Learning representations of the visual world
Recent advances in machine learning have profoundly influenced our study of computer vision. Successes in this field have demonstrated the expressive power of learning representations directly from visual imagery — both in terms of practical utility and unexpected expressive abilities. In this talk I will discuss several contributions which have helped improve our ability to learn representations of images. First, I will describe recent advances for constructing models for extracting semantic information from images by leveraging transfer learning and meta-learning techniques. Such learned models outperform human-invented architectures and are readily scalable across a range of computational budgets.

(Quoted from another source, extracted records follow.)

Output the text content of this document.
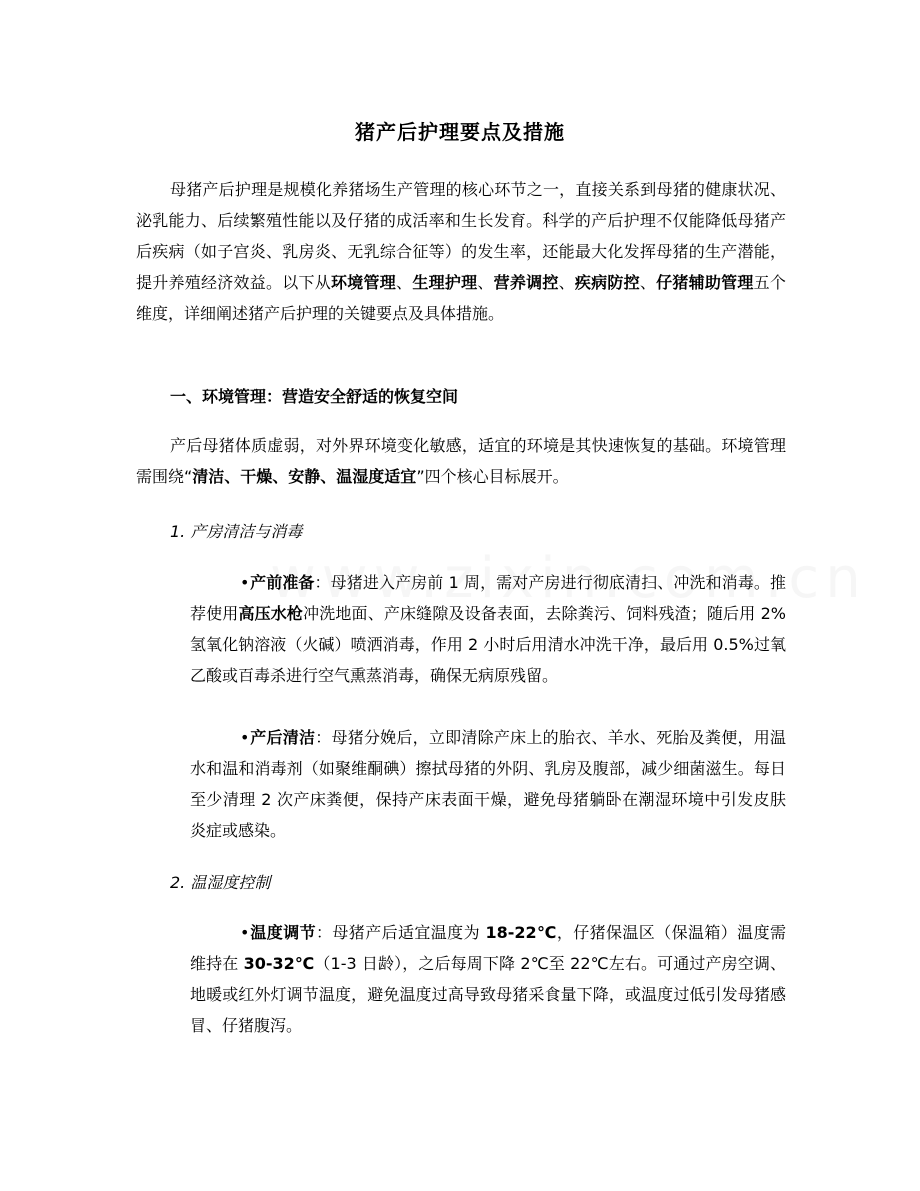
猪产后护理要点及措施

母猪产后护理是规模化养猪场生产管理的核心环节之一，直接关系到母猪的健康状况、泌乳能力、后续繁殖性能以及仔猪的成活率和生长发育。科学的产后护理不仅能降低母猪产后疾病（如子宫炎、乳房炎、无乳综合征等）的发生率，还能最大化发挥母猪的生产潜能，提升养殖经济效益。以下从环境管理、生理护理、营养调控、疾病防控、仔猪辅助管理五个维度，详细阐述猪产后护理的关键要点及具体措施。

一、环境管理：营造安全舒适的恢复空间

产后母猪体质虚弱，对外界环境变化敏感，适宜的环境是其快速恢复的基础。环境管理需围绕“清洁、干燥、安静、温湿度适宜”四个核心目标展开。

1. 产房清洁与消毒

•产前准备：母猪进入产房前 1 周，需对产房进行彻底清扫、冲洗和消毒。推荐使用高压水枪冲洗地面、产床缝隙及设备表面，去除粪污、饲料残渣；随后用 2%氢氧化钠溶液（火碱）喷洒消毒，作用 2 小时后用清水冲洗干净，最后用 0.5%过氧乙酸或百毒杀进行空气熏蒸消毒，确保无病原残留。

•产后清洁：母猪分娩后，立即清除产床上的胎衣、羊水、死胎及粪便，用温水和温和消毒剂（如聚维酮碘）擦拭母猪的外阴、乳房及腹部，减少细菌滋生。每日至少清理 2 次产床粪便，保持产床表面干燥，避免母猪躺卧在潮湿环境中引发皮肤炎症或感染。

2. 温湿度控制

•温度调节：母猪产后适宜温度为 18-22℃，仔猪保温区（保温箱）温度需维持在 30-32℃（1-3 日龄），之后每周下降 2℃至 22℃左右。可通过产房空调、地暖或红外灯调节温度，避免温度过高导致母猪采食量下降，或温度过低引发母猪感冒、仔猪腹泻。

Second, I will highlight recent efforts focused on the converse problem of synthesizing images through the rich visual vocabulary of painting styles and visual textures. This work permits a unique exploration of visual space and offers a window on to the structure of the learned representation of visual imagery. My hope is that these works will highlight common threads in machine and human vision and point towards opportunities for future research.
Bio:
Jonathon Shlens received his Ph.D in computational neuroscience from UC San Diego in 2007 where his research focused on applying machine learning towards understanding visual processing in real biological systems. He was previously a research fellow at the Howard Hughes Medical Institute, a research engineer at Pixar Animation Studios and a Miller Fellow at UC Berkeley. He has been at Google Research since 2010 and is currently a research scientist focused on building scalable vision systems. During his time at Google, he has been a core contributor to deep learning systems including the recently open-sourced TensorFlow. His research interests have spanned the development of state-of-the-art image recognition systems and training algorithms for deep networks.